En el comienzo dudaba de que fuera posible resistir hasta el fin. Hubo un tiempo de ira, dolor, tristeza y sufrimiento. Tiempo en el que me pregunté: ¿Por qué yo?
Pero un día, hubo un destello de luz y luego otro. Las nubes empezaron a abrirse y pude ver más allá de ellas. Los ratos de contento, de sentirme seguro, fueron sumando más que los de miedo y melancolía. Se tejieron nuevas amistades, la desolación, la falta de confianza en mi valor, se fueron convirtiendo, en firmeza, en resolución. Era como pasar de las tinieblas a la luz, con una nueva sensación de poder.

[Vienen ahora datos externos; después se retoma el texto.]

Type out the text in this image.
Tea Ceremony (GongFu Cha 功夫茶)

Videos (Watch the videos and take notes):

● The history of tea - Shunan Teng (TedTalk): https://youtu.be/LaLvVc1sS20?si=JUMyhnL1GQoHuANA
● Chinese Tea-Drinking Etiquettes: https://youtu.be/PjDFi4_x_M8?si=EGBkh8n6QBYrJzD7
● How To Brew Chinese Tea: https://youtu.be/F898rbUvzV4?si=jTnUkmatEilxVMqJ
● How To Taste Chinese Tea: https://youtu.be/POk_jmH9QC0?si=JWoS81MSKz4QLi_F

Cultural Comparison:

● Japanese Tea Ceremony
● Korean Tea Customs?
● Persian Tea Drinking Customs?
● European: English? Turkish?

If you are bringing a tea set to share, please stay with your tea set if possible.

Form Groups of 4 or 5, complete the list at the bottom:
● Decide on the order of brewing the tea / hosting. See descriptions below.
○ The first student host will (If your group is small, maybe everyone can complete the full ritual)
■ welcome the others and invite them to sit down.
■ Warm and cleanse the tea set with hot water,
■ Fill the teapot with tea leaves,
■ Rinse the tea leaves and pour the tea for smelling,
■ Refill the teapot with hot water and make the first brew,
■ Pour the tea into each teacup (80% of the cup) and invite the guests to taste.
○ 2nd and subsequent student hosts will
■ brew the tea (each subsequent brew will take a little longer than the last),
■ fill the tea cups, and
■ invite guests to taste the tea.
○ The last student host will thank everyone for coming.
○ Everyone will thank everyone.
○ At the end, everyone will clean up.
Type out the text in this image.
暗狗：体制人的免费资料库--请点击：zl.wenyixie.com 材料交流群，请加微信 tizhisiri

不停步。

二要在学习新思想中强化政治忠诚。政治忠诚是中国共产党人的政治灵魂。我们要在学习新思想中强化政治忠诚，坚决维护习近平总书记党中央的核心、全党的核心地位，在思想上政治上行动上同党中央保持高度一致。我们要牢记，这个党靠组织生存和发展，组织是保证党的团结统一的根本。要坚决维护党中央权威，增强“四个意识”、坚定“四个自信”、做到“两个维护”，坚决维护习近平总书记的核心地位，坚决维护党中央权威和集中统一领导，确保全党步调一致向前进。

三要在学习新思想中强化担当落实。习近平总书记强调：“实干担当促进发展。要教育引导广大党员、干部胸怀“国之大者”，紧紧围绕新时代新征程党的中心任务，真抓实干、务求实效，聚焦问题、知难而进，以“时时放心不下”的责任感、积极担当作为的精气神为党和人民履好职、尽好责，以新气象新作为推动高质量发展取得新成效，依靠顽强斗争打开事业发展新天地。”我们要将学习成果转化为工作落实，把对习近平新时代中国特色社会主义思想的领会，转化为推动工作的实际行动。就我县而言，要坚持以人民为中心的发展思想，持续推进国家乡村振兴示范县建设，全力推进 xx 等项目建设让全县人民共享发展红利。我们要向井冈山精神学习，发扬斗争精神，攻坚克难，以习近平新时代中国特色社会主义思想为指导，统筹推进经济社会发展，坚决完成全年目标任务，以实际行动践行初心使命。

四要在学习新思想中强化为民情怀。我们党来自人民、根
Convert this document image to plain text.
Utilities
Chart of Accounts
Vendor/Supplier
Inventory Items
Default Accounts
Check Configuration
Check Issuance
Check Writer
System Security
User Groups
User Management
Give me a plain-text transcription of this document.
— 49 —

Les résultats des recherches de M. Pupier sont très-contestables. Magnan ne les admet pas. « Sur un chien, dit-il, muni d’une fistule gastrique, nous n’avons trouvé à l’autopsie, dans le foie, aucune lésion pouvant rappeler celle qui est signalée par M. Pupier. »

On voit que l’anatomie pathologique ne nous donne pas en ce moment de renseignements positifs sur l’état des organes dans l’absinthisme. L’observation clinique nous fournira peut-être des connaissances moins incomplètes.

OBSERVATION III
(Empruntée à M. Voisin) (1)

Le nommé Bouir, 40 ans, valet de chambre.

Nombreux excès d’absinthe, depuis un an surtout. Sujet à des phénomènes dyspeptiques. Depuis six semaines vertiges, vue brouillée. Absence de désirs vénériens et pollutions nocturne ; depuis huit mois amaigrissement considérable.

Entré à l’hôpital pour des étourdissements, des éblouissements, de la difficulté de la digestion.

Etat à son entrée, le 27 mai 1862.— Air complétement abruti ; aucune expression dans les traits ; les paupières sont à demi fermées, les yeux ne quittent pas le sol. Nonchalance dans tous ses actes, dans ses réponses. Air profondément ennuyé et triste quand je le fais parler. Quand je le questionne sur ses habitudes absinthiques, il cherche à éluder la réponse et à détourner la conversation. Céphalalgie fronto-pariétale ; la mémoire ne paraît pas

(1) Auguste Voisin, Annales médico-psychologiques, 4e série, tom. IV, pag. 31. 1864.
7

Ahora comprendo que en mi pasado hay cosas que no puedo cambiar. Lo que puedo impedir es que manden sobre mi vida y mi felicidad. Sé que esta parte de mi vida jamás se irá del todo, pero el lugar que ocupa en mi existencia es menos prominente.
He empezado a permitir
que otras ideas pueblen mi mente
He empezado a permitir que otras ideas pueblen mi mente. Tengo un mejor conocimiento de mí mismo, de mis debilidades y de mis puntos fuertes. Ya no temo poner límites. Empiezo a disfrutar otra vez de la vida y a pensar en el futuro. Ahora puedo ver todo ese tiempo tal como fue: un tiempo de crecimiento, de descubrimiento de mí mismo, de curación y, sobre todo, he descubierto mis cuatro Libertades:
– La Libertad de ver y escuchar lo que está aquí, en lugar de lo que debería estar, estuvo o estará.
– La Libertad de decir lo que se siente y se piensa, en lugar de lo que debería sentir y pensar.
– La Libertad de pedir lo que se quiere, en lugar de tener siempre que esperar el permiso.
– La Libertad de arriesgar por cuenta propia, en lugar de optar únicamente por estar seguro y no perturbar la tranquilidad.